Inside The New York Botanical Garden

On the Plate: Mario Batali’s Edible Garden

Posted in Around the Garden, Mario Batali's Edible Garden on July 14 2011, by Anthony Sasso

Mario Batali’s Edible Garden in the Ruth Rea Howell Family Garden features the celebrity chef’s favorite ingredients. In Batali’s Berry Patch; the Otto Pizza Garden; and the Babbo Beets, Beans, Garlic, and Greens Garden, kids and families can learn all about the benefits of vegetable gardening and using fresh produce in daily meals. We asked the chefs at Mario Batali’s restaurants to give us some insight into how they love using the ingredients being grown at the Garden. First up, Anthony Sasso Chef de Cuisine at Casa Mono tells us how he likes to use strawberries (as featured in Batali’s Berry Patch), and Chiogga beets (as featured in the Babbo Beets, Beans Garlic and Greens Garden) in a simple summer salad.

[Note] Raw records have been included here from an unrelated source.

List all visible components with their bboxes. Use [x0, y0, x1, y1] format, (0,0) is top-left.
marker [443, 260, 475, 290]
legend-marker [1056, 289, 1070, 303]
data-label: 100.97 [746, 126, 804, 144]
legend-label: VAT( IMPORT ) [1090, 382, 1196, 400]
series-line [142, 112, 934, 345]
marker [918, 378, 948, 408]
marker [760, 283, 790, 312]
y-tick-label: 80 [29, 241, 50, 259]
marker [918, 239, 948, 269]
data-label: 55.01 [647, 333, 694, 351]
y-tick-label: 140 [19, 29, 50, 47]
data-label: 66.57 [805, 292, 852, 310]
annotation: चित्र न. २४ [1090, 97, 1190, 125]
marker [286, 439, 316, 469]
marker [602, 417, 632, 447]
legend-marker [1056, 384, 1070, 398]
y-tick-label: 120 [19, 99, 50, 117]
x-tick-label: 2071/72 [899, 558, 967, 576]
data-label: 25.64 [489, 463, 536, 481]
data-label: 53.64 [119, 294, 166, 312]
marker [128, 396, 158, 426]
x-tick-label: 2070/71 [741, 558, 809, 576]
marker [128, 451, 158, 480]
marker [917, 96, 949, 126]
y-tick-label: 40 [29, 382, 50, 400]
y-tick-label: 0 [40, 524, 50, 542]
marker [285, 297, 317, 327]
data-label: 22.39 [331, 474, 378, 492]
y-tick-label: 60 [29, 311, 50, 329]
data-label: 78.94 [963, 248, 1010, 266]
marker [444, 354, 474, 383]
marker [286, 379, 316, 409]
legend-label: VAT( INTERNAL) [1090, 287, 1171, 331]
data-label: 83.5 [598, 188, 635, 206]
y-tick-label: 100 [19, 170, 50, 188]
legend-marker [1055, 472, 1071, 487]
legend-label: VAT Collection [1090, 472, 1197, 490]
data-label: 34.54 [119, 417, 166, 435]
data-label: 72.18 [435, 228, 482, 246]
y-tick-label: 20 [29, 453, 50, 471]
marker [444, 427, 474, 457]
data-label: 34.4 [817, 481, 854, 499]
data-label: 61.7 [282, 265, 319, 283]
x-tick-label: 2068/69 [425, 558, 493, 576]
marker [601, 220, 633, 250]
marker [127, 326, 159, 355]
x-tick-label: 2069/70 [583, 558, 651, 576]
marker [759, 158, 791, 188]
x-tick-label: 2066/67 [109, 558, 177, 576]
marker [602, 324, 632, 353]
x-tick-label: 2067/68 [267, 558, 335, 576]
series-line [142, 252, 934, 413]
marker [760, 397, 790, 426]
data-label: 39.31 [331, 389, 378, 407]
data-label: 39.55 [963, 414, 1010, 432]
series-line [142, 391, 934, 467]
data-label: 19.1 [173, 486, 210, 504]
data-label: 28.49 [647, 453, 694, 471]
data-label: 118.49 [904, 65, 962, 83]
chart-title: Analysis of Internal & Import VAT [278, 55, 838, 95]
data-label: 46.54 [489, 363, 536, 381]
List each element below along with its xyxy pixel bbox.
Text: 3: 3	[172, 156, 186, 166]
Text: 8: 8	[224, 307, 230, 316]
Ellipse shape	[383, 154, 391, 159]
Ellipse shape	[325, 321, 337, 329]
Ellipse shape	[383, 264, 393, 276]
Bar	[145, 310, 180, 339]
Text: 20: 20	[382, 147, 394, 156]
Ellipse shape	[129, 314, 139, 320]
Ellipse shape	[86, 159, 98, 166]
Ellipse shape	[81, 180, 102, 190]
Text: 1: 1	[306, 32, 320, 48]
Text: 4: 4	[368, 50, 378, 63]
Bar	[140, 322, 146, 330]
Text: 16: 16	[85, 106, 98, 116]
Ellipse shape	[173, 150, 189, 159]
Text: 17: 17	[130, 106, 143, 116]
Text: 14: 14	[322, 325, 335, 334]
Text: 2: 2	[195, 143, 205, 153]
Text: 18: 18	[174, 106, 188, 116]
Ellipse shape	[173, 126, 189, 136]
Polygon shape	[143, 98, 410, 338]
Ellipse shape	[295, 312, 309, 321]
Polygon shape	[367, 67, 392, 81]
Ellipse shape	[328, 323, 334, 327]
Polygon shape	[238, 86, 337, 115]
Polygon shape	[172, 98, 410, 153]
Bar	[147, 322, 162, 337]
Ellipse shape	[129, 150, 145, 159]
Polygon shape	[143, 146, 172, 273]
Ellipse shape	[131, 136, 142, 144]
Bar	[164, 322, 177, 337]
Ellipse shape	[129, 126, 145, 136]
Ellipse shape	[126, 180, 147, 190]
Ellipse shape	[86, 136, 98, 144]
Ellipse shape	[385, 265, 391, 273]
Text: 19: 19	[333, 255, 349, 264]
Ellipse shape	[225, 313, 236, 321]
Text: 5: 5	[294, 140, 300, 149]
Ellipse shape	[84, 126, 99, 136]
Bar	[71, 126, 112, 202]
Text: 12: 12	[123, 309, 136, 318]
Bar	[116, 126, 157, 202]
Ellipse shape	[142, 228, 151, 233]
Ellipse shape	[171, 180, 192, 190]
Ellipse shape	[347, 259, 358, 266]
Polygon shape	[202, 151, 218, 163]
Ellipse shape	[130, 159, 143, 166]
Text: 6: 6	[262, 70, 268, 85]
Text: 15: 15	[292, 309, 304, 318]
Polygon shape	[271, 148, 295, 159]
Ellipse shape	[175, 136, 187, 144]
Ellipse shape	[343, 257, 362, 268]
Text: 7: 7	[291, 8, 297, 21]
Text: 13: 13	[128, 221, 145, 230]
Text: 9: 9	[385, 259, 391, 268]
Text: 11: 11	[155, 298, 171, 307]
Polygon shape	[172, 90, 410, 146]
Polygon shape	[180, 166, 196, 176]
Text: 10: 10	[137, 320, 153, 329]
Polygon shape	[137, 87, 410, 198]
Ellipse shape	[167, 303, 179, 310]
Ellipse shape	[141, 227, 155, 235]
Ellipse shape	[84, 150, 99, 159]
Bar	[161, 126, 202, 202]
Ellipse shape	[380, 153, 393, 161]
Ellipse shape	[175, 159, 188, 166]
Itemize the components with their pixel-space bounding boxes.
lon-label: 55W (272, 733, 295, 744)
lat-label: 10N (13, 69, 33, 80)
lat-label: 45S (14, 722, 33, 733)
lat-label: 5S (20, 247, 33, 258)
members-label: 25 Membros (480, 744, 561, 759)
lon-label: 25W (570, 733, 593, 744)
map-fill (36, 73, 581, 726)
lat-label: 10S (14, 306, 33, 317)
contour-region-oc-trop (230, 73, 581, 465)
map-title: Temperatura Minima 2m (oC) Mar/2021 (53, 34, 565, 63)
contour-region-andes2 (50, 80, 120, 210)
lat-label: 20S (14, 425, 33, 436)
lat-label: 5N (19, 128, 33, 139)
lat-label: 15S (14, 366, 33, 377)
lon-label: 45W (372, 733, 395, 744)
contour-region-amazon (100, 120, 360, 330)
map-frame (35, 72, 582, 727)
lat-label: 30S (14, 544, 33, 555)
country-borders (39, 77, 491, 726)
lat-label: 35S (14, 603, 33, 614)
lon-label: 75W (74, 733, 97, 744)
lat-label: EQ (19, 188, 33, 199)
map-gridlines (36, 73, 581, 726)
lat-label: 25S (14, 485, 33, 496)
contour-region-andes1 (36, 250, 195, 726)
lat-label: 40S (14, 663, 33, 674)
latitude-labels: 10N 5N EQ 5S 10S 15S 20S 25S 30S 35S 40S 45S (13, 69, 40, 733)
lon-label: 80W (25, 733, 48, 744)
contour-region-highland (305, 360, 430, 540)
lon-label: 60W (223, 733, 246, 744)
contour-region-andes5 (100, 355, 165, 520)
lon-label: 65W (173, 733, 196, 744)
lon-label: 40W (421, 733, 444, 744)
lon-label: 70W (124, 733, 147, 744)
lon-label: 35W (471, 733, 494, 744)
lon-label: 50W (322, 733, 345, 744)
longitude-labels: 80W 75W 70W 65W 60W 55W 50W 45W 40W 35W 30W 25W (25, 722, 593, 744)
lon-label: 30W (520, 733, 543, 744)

The Babbo Beets, Beans, Garlic, and Greens Bed in Mario Batali's Edible Garden at The New York Botanical GardenIn New York, we get pretty excited about the first culinary signs of the season. Winter, spring, summer, and fall are pretty well defined in the Northeast. So as soon as a fruit or vegetable makes its debut at the local farmers market, chefs are instantly motivated to come up with new ideas and get their hands on what’s in season before anyone else. In the spring, after long cold months of winter squash and mushrooms and potatoes (brown, brown, and brown), that means we get to look forward to ramps, asparagus, snap peas, and anything else green!

Similarly, there are a few things that offer hints that summer has arrived (besides ice cream trucks on every corner), like strawberries. Strawberries have a way of popping up (especially the wild ones) after the first few consecutive days of really warm weather. In New York, that means towards the middle or end of June. And I think I speak for most chefs when I say that we have a hard time coming up with unique ways to use them creatively in savory dishes. Strawberries are sweet and tart, beautiful to look at, juicy, and small enough to use whole, yet they are usually given to the pastry kitchen to be used as a topping for sundaes, as a condiment to shortcake, or cooked down with sugar until they become jammy for cheesecake. I have used them before by pureeing the fruit into a sauce to dress poultry, or simply mixing them with balsamic and sherry vinegar as an accompaniment to our house-made charcuterie.

This year though, we wanted to leave them uncooked and intact, so I started to play around with raw strawberries. I sprinkled them with just a touch of sugar (this lets the berries sweat out their juicy interior) and lemon juice and paired them with our baby beet salad, in which we use Chioggia beets as the main ingredient. This heirloom beet variety has that same great earthy taste as red beets, but tend to be a little bit sweeter and are quite a sight to behold when peeled and cut in half. Inside they have a colorful swirl pattern that best resembles a trippy Grateful Dead bumper sticker (sorry, I’m from Woodstock). Their greens are really delicate and can be cooked down as a nice side dish. The stems are crunchy and make a great snack, or a surprise addition to a crudité platter. They’re easily one of our favorite vegetables at Casa Mono because of how versatile they are. I suppose beets embody the “nose to tail” ethos of the garden, meaning you can use every part in the kitchen.

So when you taste the two together, the match is pretty surprising. The beets are firm and rich and the juicy strawberries lend great sweetness. We pair them with a thickened Greek-style yogurt spiced up with Shiso (Perilla) leaves and garnish it all with summer squash blossoms and basil leaves. A trip to the garden can turn into the perfect summer lunch.